When the Houston Texans were looking at head coaches last offseason, there were jokes about their desire to hire Josh McCown, who had never coached above the high-school level. There was a serious candidate in Brian Flores.

Nobody considered Lovie Smith. When he suddenly emerged as the leading candidate, it was strange.

It was also a relationship that was probably doomed from the start. The Texans fired Smith on Sunday night, team owner Cal McNair announced. The news was first reported by NFL Network's Ian Rapoport and Mike Garafolo.

Smith is the second straight coach to last just one season with the Texans. If you count Romeo Crennel, who was the interim for 12 games in 2020 after Bill O'Brien was fired, the next coach the Texans hire will be their fifth in four seasons.

Lovie Smith fired after losing season

The Texans were reportedly down to three candidates last offseason: McCown, Flores and Philadelphia Eagles defensive coordinator Jonathan Gannon. Then Flores filed a racial discrimination lawsuit against the NFL.

The Texans seemed set to hire McCown, despite his lack of experience. After the lawsuit, the Texans pivoted to Smith. It got messy. Flores said, through his lawyers, that he was passed over due to the lawsuit.

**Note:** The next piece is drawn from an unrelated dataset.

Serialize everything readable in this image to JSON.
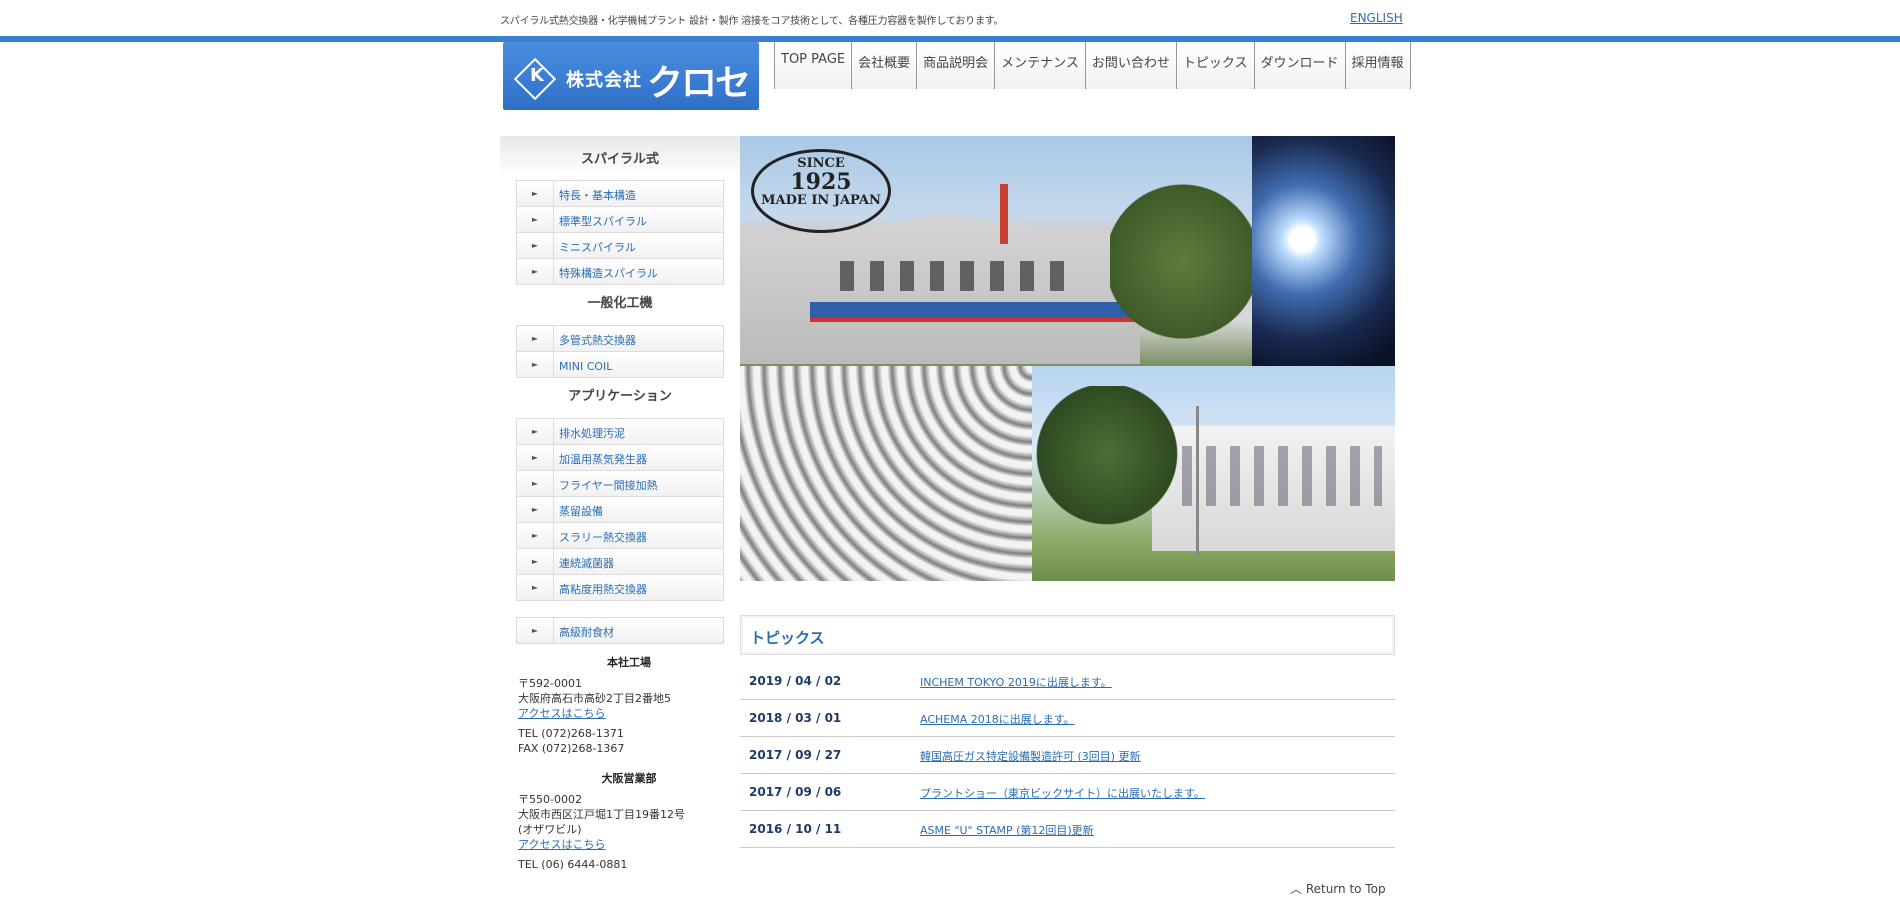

It left Smith in a strange spot. He was the defensive coordinator for a 4-13 Texans team in 2021 that gave up the second-most yards in the NFL. The Texans fired David Culley after one season, but hired the coordinator of a bad defense. Smith had coached the University of Illinois, but hadn't been a head coach in the NFL since 2015 with the Tampa Bay Buccaneers.

It was an awkward, unexpected hire and not a great fit. The Texans were expected to be bad, and they were. And Smith didn't last in Houston to coach a second season.

Houston Texans head coach Lovie Smith lasted just one season with the team. (AP Photo/Eric Christian Smith)
Houston Texans head coach Lovie Smith lasted just one season with the team. (AP Photo/Eric Christian Smith)

Another 1-and-done coach in Houston

The Texans were 1-3-1 to start the season, then lost nine in a row. They quickly got in the lead for the first overall pick of the draft. It was a bad team and the fans tuned it out.

They finished the season with a victory against the Indianapolis Colts, a win that cost the Texans the No. 1 pick of the 2023 draft.

It's rare for a team to have two consecutive one-and-done coaches. Since the merger in 1970, only the San Francisco 49ers have fired multiple coaches consecutively after just one season. The 49ers had three straight one-and-done coaches from 1976-78 and then had back-to-back one-year coaches in 2015-16. The 49ers made a Super Bowl not long after each of those bad stretches, so it's not like the Texans can't rebound quickly. But Houston is viewed as a disorganized franchise and firing Smith a year after he was a strange hire to begin with isn't the best look.

Houston is starting to dig out from bad trades that cost it draft picks and other poor decisions, and a new head coach can have a practically clean slate to rebuild. That might appeal to someone, but Houston isn't seen as a stable franchise. It could be a tough sell.

At this point, the Texans have to hope that their next hire lasts more than a season.